Heartburn & Acid Reflux

What is Heartburn?

Acid reflux “heartburn” is a burning sensation usually felt in the lower chest behind the breastbone. Sometimes patients also get discomfort in the upper abdomen, food regurgitation, swallowing problems, acid coming up into the mouth, saliva in the mouth, or occasionally present with cough.

Heartburn pain is due to stomach acid and other stomach content damaging the lining of the gullet (oesophagus). This is due to the mechanism which usually stops acid from coming up into the gullet (lower oesophageal sphincter) not functioning correctly, sometime due to a hiatus hernia where the top part of the stomach slips into the chest.

Most cases of acid reflux, though uncomfortable, are not serious; however sometimes this can be an indicator of more serious conditions such as Barrett’s oesophagus, a stricture or even a cancer. Barrett’s oesophagus is a condition when after longstanding acid reflux damage the lining of the gullet changes into a more acid resistant form. Unfortunately, this change in the lining is much more prone to developing precancerous change or even cancer. If Barrett’s oesophagus is found, surveillance with gastroscopy is usually recommended to find any changes early.

Most cases of acid reflux can be managed with lifestyle advice and acid supressing medications such as omeprazole or ranitidine. Occasionally patients may need an operation (fundoplication) where the top of the stomach is wrapped around the lower gullet to try and recreate the valve mechanism that stops acid.

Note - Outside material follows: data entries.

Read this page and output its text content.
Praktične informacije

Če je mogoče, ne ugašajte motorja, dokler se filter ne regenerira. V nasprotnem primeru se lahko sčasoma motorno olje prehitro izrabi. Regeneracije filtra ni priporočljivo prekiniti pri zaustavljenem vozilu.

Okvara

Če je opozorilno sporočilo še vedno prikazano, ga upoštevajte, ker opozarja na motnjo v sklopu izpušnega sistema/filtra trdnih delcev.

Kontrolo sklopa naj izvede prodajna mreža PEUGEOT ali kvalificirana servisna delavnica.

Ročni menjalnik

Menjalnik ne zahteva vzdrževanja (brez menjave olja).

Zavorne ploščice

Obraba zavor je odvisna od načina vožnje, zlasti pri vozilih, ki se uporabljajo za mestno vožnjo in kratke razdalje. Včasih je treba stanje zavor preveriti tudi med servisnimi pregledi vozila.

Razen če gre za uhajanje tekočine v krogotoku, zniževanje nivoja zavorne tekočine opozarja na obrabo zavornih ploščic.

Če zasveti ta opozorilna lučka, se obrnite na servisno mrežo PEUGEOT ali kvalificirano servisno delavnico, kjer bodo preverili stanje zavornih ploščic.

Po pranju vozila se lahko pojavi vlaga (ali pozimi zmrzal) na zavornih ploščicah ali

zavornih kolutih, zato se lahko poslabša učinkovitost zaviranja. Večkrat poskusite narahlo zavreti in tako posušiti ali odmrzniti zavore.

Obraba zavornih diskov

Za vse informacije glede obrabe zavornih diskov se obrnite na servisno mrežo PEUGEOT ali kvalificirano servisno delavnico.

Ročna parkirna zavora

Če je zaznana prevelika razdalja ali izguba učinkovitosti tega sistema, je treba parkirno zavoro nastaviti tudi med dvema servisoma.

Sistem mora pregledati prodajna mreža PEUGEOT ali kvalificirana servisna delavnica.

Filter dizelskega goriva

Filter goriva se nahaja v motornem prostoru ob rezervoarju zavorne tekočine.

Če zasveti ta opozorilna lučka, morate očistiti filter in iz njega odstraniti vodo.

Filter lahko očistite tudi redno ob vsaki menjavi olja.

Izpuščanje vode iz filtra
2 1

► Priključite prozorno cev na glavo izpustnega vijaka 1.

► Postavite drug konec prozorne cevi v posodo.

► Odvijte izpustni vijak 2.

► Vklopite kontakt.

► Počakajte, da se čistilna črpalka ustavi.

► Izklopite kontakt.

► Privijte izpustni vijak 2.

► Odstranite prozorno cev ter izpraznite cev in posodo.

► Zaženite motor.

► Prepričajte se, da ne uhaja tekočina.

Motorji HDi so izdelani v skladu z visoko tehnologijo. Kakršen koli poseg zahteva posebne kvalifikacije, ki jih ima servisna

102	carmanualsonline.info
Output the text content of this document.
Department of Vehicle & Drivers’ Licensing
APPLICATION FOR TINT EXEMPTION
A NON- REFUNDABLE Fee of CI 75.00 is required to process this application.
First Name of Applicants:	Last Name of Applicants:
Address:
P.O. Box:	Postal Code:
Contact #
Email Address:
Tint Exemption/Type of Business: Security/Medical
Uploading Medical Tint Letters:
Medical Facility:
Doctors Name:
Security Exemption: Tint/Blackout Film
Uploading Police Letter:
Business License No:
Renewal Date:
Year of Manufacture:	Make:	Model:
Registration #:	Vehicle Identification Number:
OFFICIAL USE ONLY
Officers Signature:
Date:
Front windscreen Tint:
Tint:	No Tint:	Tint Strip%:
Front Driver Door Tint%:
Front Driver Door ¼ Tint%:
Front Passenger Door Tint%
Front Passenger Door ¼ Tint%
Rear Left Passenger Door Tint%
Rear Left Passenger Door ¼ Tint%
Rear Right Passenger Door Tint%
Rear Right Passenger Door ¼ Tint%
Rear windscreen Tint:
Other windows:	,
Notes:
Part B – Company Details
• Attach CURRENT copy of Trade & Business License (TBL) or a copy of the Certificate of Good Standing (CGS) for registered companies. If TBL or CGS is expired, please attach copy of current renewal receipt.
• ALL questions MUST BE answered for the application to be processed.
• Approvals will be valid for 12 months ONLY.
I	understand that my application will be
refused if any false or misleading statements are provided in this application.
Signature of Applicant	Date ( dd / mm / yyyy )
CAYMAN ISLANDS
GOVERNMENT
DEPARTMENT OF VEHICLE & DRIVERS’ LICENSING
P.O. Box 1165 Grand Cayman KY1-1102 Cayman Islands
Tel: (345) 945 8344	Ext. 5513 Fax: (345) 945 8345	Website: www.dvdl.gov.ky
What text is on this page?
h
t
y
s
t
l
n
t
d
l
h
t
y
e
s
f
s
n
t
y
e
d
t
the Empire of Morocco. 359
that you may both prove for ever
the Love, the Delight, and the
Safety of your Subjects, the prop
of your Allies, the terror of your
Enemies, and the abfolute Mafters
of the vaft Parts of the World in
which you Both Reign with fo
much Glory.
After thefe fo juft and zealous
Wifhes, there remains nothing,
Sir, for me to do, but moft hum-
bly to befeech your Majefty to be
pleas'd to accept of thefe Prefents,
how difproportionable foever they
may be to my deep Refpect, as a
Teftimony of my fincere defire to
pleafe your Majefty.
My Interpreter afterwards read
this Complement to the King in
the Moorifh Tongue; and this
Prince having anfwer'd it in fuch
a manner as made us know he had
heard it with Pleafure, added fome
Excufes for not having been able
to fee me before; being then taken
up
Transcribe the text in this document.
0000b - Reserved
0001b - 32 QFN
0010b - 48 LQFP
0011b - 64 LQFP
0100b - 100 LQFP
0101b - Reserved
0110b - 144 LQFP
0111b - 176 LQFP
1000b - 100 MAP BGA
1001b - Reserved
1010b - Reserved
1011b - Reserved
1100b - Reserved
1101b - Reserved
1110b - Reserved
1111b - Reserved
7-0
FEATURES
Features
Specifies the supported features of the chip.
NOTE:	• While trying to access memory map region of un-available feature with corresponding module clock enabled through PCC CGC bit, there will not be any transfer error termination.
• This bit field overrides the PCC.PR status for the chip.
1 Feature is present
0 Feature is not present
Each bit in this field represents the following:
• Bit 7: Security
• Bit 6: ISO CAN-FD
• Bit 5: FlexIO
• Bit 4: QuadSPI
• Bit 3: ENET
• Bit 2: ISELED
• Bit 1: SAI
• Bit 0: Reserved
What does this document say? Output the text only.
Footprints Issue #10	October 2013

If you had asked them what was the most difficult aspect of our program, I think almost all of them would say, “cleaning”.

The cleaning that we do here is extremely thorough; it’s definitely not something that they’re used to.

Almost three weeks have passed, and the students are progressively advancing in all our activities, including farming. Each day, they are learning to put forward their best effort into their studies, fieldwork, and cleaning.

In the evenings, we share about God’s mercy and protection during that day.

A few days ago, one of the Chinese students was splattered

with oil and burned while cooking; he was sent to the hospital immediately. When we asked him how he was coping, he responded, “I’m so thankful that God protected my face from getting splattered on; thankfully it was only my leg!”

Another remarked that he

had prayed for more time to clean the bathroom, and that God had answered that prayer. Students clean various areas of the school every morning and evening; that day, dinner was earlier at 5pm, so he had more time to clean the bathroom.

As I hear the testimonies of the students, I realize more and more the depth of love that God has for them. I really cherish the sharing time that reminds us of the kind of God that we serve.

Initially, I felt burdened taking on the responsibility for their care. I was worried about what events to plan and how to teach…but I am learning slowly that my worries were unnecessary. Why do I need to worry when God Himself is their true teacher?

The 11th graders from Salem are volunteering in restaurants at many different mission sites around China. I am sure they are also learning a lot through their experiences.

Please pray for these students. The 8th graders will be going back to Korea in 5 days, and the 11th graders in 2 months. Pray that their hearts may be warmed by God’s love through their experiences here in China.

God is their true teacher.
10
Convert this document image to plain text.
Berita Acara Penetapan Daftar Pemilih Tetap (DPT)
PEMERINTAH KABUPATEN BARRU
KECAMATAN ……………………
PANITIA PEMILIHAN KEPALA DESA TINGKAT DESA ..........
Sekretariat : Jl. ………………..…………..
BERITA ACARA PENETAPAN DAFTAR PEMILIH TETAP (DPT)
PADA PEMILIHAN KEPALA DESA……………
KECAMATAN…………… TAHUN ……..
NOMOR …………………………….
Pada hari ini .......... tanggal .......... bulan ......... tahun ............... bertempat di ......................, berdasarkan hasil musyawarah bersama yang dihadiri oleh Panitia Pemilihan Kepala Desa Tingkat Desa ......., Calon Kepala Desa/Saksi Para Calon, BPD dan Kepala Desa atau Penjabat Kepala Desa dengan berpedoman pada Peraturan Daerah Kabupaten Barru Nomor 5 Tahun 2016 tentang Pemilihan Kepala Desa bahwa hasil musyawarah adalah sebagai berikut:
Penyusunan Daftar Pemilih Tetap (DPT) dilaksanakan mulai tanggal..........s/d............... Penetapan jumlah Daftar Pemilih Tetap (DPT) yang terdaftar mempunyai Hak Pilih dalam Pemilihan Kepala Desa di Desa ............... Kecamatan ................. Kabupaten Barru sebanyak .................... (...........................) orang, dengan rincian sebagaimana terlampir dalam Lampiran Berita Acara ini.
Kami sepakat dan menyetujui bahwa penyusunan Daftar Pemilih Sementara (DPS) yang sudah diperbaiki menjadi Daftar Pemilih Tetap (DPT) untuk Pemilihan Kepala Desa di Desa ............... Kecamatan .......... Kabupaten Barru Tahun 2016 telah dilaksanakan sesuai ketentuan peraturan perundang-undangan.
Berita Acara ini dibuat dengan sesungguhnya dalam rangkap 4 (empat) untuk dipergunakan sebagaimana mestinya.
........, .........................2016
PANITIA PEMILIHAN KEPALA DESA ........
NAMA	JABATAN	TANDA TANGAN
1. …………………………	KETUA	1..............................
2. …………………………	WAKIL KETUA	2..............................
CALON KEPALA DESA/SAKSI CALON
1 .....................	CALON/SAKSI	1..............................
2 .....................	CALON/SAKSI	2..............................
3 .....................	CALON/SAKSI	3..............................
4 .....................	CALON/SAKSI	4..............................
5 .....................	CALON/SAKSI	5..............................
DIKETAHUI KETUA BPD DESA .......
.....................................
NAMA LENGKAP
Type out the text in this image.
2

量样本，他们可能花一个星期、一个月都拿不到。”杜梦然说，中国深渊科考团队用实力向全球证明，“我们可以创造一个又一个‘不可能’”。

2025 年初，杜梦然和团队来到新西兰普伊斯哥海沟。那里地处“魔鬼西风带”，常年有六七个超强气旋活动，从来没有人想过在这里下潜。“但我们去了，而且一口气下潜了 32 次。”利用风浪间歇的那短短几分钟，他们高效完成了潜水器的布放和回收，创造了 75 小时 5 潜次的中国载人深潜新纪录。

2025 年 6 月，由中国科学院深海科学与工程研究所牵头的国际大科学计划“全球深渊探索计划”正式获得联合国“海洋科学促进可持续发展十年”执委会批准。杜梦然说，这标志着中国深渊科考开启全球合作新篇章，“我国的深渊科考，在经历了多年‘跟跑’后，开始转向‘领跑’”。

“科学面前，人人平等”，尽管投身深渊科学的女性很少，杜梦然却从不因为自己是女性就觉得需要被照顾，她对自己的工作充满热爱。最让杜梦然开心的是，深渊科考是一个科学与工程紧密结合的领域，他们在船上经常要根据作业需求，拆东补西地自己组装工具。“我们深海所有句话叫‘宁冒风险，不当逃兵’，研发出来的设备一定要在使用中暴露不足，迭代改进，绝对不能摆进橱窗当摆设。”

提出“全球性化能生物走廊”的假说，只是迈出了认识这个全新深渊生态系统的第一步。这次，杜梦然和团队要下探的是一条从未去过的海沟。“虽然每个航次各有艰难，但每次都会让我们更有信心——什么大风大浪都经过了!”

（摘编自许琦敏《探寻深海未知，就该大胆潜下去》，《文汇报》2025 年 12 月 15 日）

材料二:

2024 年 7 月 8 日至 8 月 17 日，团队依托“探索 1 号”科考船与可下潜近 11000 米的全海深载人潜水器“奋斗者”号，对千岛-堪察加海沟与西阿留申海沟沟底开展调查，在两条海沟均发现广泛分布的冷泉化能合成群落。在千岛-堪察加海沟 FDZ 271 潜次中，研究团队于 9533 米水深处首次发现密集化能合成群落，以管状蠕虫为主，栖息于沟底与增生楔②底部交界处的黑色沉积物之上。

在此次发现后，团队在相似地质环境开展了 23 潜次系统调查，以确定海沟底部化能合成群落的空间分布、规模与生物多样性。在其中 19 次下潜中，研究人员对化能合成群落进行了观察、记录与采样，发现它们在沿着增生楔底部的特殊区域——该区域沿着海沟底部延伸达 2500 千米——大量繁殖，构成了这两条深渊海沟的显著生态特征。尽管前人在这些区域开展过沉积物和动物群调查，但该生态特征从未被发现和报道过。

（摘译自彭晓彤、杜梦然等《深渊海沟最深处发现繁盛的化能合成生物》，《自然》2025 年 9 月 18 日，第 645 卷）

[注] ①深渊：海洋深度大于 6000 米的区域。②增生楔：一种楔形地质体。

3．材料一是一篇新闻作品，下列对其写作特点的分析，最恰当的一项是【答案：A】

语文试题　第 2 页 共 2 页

Patients who still have reflux symptoms after one month of acid supressing therapy are often referred by their family doctor for investigation. This is usually with a gastroscopy to look directly at the lining of the gullet and take samples if needed. Occasionally patients need additional testing with formal measurements of acid reflux and swallow pressure (pH and manometry studies).

Endoscopy

Endoscopy, also called Gastroscopy, or oesophago-gastro-duodenoscopy “OGD” involves carefully passing a thin flexible video telescope from the mouth down the oesophagus (gullet, food pipe) and into the stomach and first part of the small bowel (duodenum). Careful examination of these areas can reveal a range of gastrointestinal problems including acid reflux, stomach inflammation or ulcers, coeliac disease, anaemia, or rarely cancers. Biopsy samples (small pinches of bowel lining, a painless process) can be taken and sent to the pathologist to help confirm diagnosis.

Patients often elect to have sedation (an injection of medication to feel calm and sleepy) for the test to be more comfortable. After sedation you cannot drive and need someone to accompany you home. Less commonly patients have the test with local anaesthetic throat spray to numb the back of the throat but are fully awake for the test.

Endoscopy is very safe, takes about 10 minutes and is carried out in the Endoscopy department, with risks and benefits discussed beforehand. Patients are usually ready to leave the department approximately an hour after their test and can return to normal eating the same day, and normal activities the following day.

Case Study

Jane Brown (not her real name) was worried about her father, Brian, who was having increasing problems with heartburn and indigestion pain that were not getting settled with Gasvicon and Rennies. If fact it was waking him at night, and he was having to sleep sitting up which was making him irritable. His GP had given him a short course of acid supressing tablets which had not helped much, and when the tablets finished, the symptoms were even worse.

We had a consultation where we discussed Brian and Jane’s concerns, including about the risks of chronic acid damage and Barrett’s oesophagus and what the options might be to resolve this in the long term. We agreed to arrange an endoscopy to know clearly what was going on and to take samples if needed prior to making a long term plan.

Jane bought Brian for his endoscopy, which was carried out quickly and comfortably with sedation, and showed a hiatus hernia and some inflammation at the bottom of the oesophagus (gullet), but no Barrett’s oesophagus.

At our follow up consultation I explained to Jane and Brian that a hiatus hernia (portion of the stomach slipping up into the chest) makes the valve at the bottom of the gullet that usually blocks acid reflux work less well, and that a longer course of full strength acid suppression tablets would be needed to heal the gullet lining, but that Brian could “step down” to a lower dose to maintain healing long term. They were both relieved that there was nothing serious and that the symptoms could be controlled to enable Brian to sleep more comfortably lying down.